Hi, everyone. This is John on for Serge. Thanks for taking our questions today. We have two questions regarding EXPAREL pricing for this year and beyond. First, can you provide some context on what the discount looks like right now to improve the user base and what the strategy might look like for the rest of the year based on what you've seen so far?

Speaker 12

And then when no paying comes into effect next year, what does the pricing strategy look like at that point with improved

Speaker 4

reimbursement? Thanks.

Speaker 6

So Charlie, maybe you want to talk a little bit about EXPAREL pricing strategy. What I'll say here is that when you think about what we're doing with GPO and Axis 340B, that's very favorable. So I'll say that. And with no pain, obviously, the reimbursement then gets better as opposed to the pricing. And so beyond that, Charlie, maybe you want to try a little bit

Speaker 4

of color. Sure. So if we think about EXPAREL's total gross to net at this point, it's a hair under 84%. And that includes product returns and prompt pay discount. It includes 340B, a series of individual customer contracts.

Speaker 4

And over time it will also include the GPOs as well.
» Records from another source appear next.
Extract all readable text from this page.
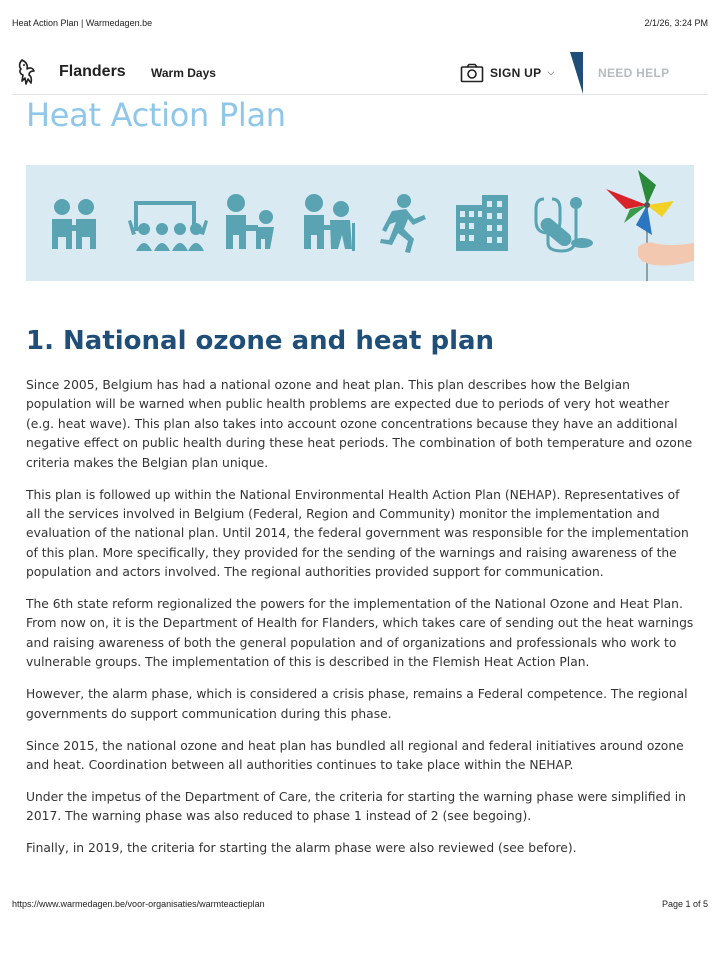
Heat Action Plan | Warmedagen.be	2/1/26, 3:24 PM
Flanders Warm Days	SIGN UP ⌵	NEED HELP
Heat Action Plan
1. National ozone and heat plan

Since 2005, Belgium has had a national ozone and heat plan. This plan describes how the Belgian population will be warned when public health problems are expected due to periods of very hot weather (e.g. heat wave). This plan also takes into account ozone concentrations because they have an additional negative effect on public health during these heat periods. The combination of both temperature and ozone criteria makes the Belgian plan unique.

This plan is followed up within the National Environmental Health Action Plan (NEHAP). Representatives of all the services involved in Belgium (Federal, Region and Community) monitor the implementation and evaluation of the national plan. Until 2014, the federal government was responsible for the implementation of this plan. More specifically, they provided for the sending of the warnings and raising awareness of the population and actors involved. The regional authorities provided support for communication.

The 6th state reform regionalized the powers for the implementation of the National Ozone and Heat Plan. From now on, it is the Department of Health for Flanders, which takes care of sending out the heat warnings and raising awareness of both the general population and of organizations and professionals who work to vulnerable groups. The implementation of this is described in the Flemish Heat Action Plan.

However, the alarm phase, which is considered a crisis phase, remains a Federal competence. The regional governments do support communication during this phase.

Since 2015, the national ozone and heat plan has bundled all regional and federal initiatives around ozone and heat. Coordination between all authorities continues to take place within the NEHAP.

Under the impetus of the Department of Care, the criteria for starting the warning phase were simplified in 2017. The warning phase was also reduced to phase 1 instead of 2 (see begoing).

Finally, in 2019, the criteria for starting the alarm phase were also reviewed (see before).

https://www.warmedagen.be/voor-organisaties/warmteactieplan	Page 1 of 5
I think that was probably your question. If you're talking about pricing, actually price increases, we've been pretty modest in that regard. We did one in January. And we're really focused on expansion of the top line by volume, not so much price.

Speaker 12

Yes. I think really just for next year when no pain comes to effect, do you see the pricing kind of taking a, I don't know, a more lumpy change at the beginning of

Speaker 9

the year? Or do you

Speaker 12

see more of a gradual flip from a discount to a price increase?

Speaker 4

So ASP +6 is critically important in the outpatient setting to drive volume. ASP plus 6 has nothing to do with our WACC or the prices we will charge. So I don't know that we will change our strategy in any way, shape or form. We're just going to try to educate our potential customers so that they can benefit from ASP plus 6 and we can benefit from volume.

Speaker 12

And

Speaker 6

John, I want to go back to we're sharply focused on growth. Doing so solves a lot of things, including margin, some of the questions earlier. And this is the opportunity for us to drive penetration and growth with this catalyst of no pain. So that's what we're focused on.

Speaker 12

Great. Thanks.

Operator

That concludes our Q and A session. I will now turn the conference back over to Susan Mesko, Head of Investor Relations for closing remarks.

Speaker 1

Thank you, Hermione, and thanks to all on the call for your questions and time today. We are excited about the opportunities that lie ahead for us. Throughout the balance of the year, we will continue to ensure we are well positioned for long term success. The opioid epidemic continues to be a national crisis underscoring the vital importance of our mission. Thank you and stay well.